A third person has been arrested in a  child neglect case in which a boy was found malnourished with life-threatening injuries.

Fayette Robinette, 58, of 9462 N. Ind. 19, #24, Etna Green, was arrested and booked into the Kosciusko County Jail at 2:50 a.m. today for neglect of a dependant with bodily injury, a level 3 felony. Her preliminary bond was set at $41,000.

Previously arrested in the case were Rune Star Springer, 24, of 1359 W. CR 800S, #103, Claypool, for neglect of a dependent with serious bodily injury, a level 3 felony; and Travis Wayne Tillotson, 38, of 1200 N. Main St., Apt. 103, Nappanee, for neglect of a dependent, a level 6 felony. Each of their preliminary bonds were set at $20,250.

A warrant for the arrest of Jammy Stacy, Etna Green, has been issued with her bond set at $200,000 surety and $250 cash.

At 9:16 p.m. March 2, Nappanee Police responded to a child in need of service at 1200 N. Main St., Apt. 103, Nappanee. Officers arrived to find a child who was in need of medical attention, according to court documents. Officers identified the mother as Springer.

Springer told officers she did not cause the injuries to the child and that the child had been in the care of another woman, Stacy, for about a year. Stacy dropped the boy off at Springer’s house on March 1 with visible injuries.

Springer said she did not call the police immediately because Stacy said they would both be arrested for child abuse. The boy was taken to Parkview Hospital in Fort Wayne for treatment.

Officers spoke with Tillotson who said it was the first time he had seen the child in over a year. He said he was shocked to see the injuries to the child, but didn’t take him to a doctor for medical treatment because Stacy had told them they would all be arrested.

Tillotson said he told Stacy that the child was very thin and Stacy claimed doctors said he was healthy. He said anyone who looked at the child would know he was in bad shape. He said he wanted to take the boy in for medical treatment but Springer convinced him not to. He told Springer that if Stacy did not come and pick him up she should call police.

Parkview medical staff said the child had visible injuries in many stages of healing. He had multiple pieces of scalp missing, ranging from a half inch to 2 inches. His septum on his nose had been cut deeply and was starting to heal; those tending to him found what appeared to be fingernails dug into his left cheek that were scabbed over; skin was missing from the bridge of his nose and scabbed over; his arms were broken in multiple places and in different stages of healing; arm sockets were broken and the child was unable to raise his hands over his shoulders; his teeth were broken from trauma; his lower lip had been cut deep and was almost healed, leaving scarring; and he was extremely underweight and had hematomas to the head. The child also was malnourished.

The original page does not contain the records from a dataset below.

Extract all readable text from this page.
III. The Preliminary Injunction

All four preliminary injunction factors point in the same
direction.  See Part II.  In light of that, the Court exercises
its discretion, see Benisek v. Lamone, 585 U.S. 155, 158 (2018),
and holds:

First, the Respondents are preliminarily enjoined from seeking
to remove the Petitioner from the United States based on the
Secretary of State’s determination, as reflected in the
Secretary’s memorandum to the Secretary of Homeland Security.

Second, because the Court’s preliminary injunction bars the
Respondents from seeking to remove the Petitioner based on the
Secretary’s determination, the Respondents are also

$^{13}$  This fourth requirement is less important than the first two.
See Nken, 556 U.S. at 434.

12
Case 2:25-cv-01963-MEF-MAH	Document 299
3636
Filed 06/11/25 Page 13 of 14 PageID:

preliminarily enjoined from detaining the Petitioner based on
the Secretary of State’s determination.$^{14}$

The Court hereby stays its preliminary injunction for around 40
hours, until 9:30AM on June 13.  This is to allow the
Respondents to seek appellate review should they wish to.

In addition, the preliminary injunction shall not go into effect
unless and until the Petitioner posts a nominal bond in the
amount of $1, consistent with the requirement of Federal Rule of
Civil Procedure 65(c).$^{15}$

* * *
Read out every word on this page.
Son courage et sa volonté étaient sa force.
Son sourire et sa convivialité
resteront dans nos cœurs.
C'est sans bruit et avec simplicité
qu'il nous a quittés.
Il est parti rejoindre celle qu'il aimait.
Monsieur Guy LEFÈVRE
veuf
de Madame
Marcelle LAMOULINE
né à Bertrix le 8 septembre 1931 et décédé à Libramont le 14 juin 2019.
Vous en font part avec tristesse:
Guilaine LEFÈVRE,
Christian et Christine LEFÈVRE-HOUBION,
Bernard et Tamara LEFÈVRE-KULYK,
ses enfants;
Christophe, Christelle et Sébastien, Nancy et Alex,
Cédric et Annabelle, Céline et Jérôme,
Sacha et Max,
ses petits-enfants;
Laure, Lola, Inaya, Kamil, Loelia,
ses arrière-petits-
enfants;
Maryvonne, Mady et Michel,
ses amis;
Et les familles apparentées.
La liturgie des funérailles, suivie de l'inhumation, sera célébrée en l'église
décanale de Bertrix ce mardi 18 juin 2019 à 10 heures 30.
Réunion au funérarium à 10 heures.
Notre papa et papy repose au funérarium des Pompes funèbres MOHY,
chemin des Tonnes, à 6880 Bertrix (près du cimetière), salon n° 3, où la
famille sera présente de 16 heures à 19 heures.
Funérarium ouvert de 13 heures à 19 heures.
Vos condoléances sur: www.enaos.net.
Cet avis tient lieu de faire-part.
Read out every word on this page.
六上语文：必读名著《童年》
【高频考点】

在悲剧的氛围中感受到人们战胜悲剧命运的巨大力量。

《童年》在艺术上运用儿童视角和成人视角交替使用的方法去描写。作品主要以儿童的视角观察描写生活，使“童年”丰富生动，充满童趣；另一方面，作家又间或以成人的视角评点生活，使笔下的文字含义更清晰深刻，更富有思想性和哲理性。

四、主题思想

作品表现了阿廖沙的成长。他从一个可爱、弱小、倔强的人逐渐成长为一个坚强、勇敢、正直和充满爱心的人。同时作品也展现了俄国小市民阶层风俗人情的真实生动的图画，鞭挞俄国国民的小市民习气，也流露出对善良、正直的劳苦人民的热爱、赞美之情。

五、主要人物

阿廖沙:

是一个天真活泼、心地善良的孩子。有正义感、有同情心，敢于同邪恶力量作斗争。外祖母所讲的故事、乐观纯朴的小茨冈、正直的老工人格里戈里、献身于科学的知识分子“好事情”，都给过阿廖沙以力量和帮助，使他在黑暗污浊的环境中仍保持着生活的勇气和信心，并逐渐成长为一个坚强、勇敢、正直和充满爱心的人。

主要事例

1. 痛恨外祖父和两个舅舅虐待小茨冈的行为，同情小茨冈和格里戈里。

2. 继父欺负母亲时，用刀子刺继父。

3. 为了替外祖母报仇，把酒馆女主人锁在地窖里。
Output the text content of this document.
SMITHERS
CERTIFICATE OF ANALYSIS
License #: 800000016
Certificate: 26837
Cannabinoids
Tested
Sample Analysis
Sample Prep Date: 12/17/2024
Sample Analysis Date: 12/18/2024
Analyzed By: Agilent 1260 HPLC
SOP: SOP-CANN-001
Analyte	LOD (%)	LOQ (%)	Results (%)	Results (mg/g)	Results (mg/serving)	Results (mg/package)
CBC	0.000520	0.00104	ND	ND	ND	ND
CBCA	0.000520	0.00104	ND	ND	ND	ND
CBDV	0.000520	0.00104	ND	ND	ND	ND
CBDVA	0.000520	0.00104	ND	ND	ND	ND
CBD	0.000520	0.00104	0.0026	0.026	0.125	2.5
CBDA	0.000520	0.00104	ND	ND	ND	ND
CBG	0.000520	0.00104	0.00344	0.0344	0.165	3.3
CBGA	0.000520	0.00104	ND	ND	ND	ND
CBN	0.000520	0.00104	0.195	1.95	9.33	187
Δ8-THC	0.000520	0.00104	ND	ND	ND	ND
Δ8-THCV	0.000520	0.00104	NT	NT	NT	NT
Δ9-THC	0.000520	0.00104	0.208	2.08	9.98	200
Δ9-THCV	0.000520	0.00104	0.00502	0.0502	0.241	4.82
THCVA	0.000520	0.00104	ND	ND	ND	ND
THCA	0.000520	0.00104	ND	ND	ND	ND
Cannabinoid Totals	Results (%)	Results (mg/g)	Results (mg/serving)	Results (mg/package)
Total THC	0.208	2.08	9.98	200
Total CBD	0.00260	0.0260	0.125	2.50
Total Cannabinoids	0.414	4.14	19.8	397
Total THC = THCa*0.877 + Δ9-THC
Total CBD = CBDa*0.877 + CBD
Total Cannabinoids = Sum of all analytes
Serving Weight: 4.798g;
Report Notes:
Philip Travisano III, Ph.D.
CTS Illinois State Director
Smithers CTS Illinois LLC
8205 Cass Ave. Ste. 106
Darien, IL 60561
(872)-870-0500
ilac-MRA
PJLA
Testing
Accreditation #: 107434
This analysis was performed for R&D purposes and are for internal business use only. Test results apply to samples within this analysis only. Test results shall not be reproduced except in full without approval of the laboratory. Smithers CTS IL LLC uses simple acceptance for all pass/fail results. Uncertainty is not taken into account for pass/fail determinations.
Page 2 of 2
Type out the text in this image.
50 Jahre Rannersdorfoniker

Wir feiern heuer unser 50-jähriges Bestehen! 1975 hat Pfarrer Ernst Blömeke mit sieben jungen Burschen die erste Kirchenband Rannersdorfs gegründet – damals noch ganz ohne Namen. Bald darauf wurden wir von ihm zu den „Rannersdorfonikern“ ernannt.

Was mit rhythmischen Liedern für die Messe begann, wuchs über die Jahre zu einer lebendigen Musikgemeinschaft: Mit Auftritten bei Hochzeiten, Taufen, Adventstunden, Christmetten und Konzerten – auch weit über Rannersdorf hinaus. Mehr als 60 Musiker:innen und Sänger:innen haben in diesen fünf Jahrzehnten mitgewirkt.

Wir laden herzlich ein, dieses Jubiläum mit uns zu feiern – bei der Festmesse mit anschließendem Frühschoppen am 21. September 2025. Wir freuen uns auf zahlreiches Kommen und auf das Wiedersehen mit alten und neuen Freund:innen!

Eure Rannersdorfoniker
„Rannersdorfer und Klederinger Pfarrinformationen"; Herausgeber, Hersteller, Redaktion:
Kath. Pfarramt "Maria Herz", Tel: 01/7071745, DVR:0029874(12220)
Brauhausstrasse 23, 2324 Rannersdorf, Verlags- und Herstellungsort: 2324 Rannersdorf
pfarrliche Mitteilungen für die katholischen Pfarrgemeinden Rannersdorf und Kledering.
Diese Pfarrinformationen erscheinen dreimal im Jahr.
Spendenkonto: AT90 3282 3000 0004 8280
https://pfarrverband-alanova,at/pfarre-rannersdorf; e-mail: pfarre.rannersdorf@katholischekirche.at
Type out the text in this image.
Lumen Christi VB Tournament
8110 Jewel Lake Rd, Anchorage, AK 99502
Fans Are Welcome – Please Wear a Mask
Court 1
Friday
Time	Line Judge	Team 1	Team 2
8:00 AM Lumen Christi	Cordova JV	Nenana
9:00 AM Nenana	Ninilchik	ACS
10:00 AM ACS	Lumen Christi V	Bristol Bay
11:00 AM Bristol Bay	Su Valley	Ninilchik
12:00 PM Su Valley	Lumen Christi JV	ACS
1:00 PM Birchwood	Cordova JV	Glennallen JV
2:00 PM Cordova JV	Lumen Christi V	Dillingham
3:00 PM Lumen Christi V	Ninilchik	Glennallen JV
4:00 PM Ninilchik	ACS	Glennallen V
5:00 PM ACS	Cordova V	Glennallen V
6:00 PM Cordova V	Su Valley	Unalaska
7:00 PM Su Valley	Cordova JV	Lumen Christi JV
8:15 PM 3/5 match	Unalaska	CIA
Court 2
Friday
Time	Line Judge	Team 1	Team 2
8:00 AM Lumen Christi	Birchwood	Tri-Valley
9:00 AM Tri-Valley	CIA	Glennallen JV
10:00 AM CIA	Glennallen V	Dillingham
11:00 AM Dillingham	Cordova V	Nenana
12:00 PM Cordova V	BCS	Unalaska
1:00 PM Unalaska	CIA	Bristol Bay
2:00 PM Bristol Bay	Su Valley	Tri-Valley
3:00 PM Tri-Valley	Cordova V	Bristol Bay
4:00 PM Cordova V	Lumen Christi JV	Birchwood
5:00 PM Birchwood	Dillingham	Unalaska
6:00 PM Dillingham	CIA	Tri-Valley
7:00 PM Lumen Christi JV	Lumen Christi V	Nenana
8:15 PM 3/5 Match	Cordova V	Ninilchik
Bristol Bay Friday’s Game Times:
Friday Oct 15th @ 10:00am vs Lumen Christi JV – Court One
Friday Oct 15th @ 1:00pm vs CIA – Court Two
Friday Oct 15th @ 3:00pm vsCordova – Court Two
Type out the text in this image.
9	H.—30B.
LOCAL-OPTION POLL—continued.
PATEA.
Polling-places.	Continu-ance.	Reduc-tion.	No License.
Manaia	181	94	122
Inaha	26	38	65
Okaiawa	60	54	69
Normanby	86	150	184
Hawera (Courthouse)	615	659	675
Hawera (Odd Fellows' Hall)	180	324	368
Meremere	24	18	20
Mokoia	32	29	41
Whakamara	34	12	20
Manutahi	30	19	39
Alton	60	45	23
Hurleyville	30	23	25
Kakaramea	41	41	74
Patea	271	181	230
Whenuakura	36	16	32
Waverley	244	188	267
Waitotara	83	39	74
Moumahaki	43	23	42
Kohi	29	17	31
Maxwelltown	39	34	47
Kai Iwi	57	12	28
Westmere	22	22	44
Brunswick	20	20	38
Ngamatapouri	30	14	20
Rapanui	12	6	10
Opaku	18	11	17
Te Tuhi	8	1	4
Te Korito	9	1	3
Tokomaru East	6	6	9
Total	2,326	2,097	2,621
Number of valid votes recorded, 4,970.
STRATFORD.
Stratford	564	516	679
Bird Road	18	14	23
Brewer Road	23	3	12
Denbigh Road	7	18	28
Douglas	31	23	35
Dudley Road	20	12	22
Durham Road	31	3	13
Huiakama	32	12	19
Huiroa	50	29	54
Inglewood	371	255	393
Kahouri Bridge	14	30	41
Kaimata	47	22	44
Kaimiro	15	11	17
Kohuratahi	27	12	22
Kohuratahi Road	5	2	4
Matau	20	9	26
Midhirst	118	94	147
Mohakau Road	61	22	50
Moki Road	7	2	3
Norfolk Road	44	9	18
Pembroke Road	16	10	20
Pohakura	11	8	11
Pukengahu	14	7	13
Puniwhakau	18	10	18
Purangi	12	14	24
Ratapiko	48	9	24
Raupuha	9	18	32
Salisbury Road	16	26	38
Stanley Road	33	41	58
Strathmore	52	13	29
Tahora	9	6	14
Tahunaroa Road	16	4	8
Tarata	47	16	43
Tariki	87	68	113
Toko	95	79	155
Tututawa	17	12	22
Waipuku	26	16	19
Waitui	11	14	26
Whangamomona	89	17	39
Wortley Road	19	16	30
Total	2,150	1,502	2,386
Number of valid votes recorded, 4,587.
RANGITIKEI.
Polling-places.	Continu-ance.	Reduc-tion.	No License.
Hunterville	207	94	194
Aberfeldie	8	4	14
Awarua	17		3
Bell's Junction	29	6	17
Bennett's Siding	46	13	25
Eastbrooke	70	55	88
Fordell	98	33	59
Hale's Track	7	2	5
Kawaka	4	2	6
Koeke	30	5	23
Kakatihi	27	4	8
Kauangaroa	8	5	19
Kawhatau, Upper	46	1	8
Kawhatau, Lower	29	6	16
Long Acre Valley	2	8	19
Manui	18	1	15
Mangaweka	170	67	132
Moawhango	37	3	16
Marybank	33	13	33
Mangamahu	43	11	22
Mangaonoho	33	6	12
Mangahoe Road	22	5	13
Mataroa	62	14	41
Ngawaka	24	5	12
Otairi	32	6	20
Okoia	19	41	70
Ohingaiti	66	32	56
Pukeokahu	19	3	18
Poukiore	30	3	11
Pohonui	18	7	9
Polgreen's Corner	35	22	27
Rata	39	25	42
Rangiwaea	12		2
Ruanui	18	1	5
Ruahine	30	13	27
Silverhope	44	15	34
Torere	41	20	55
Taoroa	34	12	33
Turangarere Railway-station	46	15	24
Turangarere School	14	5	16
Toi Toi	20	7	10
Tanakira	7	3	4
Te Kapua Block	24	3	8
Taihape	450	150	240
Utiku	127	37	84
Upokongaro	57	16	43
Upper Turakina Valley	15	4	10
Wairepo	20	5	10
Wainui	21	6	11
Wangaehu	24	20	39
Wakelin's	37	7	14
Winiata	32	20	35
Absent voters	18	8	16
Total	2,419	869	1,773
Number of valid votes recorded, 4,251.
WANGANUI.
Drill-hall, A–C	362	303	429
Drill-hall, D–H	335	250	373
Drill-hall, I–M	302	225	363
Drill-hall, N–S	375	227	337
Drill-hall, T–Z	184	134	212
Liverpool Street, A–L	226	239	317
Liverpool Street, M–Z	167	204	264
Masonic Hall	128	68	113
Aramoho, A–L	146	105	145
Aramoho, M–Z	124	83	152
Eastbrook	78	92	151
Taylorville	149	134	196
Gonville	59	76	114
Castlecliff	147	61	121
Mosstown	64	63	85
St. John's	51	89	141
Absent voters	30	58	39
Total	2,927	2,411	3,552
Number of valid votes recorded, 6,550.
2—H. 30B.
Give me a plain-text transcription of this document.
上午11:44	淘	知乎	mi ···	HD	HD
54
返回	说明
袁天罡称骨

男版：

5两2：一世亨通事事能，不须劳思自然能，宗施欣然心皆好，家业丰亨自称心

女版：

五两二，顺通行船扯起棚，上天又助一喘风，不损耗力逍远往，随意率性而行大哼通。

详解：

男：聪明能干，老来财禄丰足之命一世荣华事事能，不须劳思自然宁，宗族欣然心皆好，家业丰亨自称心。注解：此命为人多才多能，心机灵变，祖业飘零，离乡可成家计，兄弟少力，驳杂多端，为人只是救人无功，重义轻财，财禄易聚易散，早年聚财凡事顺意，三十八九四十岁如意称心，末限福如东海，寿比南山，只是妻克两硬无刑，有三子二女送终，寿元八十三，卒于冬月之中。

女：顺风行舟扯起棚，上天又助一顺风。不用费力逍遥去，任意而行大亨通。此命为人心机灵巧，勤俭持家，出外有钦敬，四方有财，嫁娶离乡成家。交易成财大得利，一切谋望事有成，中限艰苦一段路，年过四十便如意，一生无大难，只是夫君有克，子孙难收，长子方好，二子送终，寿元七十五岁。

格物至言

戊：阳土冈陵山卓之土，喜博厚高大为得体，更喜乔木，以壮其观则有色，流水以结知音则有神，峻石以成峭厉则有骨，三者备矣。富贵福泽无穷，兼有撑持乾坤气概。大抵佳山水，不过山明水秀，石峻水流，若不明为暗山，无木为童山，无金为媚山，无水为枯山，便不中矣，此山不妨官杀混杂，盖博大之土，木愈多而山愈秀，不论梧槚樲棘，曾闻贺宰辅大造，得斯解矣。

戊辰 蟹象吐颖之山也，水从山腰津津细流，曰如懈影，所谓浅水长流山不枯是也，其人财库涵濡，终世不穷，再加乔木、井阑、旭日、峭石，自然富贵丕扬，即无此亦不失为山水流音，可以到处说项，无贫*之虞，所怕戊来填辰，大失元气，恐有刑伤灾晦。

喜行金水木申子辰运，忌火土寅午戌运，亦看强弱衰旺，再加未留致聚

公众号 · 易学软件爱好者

Kosciusko County Sheriff’s Department deputy Kevin Gelbaugh spoke with a doctor who said the child’s injuries were life-threatening and were not accidental by nature. The doctor said injuries to the child appeared to range from several months old to a few days old.

The doctor said if the child had not gotten treatment, he would have died within 48 hours. Furthermore, the injuries appeared to be the result of prolonged child abuse.

The doctor also said the broken bones in the child’s arms appear to be less than six months old, and the nose and scalp injuries are less than a few days old. He said the child had several head injuries that caused bleeding on the brain and were life-threatening.

Gelbaugh learned during the investigation that the child had been brought back to his biological mother – Springer – and stepfather – Tillotson – at Tillotson’s Nappanee home on March 1 by the woman.

Officers conducted interviews with the child, Springer, Stacy and the woman’s mother, Annette Priestly, and determined that Springer had taken the child to Stacy in October to live with her. The child lived with Stacy while Springer would come to Stacy’s residence for an occasional visit, with the last being in December.

Gelbaugh spoke with Stacy who said she was the sole caregiver for the child from October to March 1. She said the child would stay the night on occasion with her aunt, Robinette, and also said she had visited Priestly regularly in that time. She said she knew she should have gotten the child medical attention and would have if the child had been her own.

Stacy provided her cell phone number and gave officers consent to search the phone. In photographs on the phone, which were dated, they show injuries to the child were sustained in the time period that Stacy said she was the sole caregiver. The time stamps also show that Priestly and Robinette would have had contact with the child in the time his injuries were visible and in his state of malnourishment.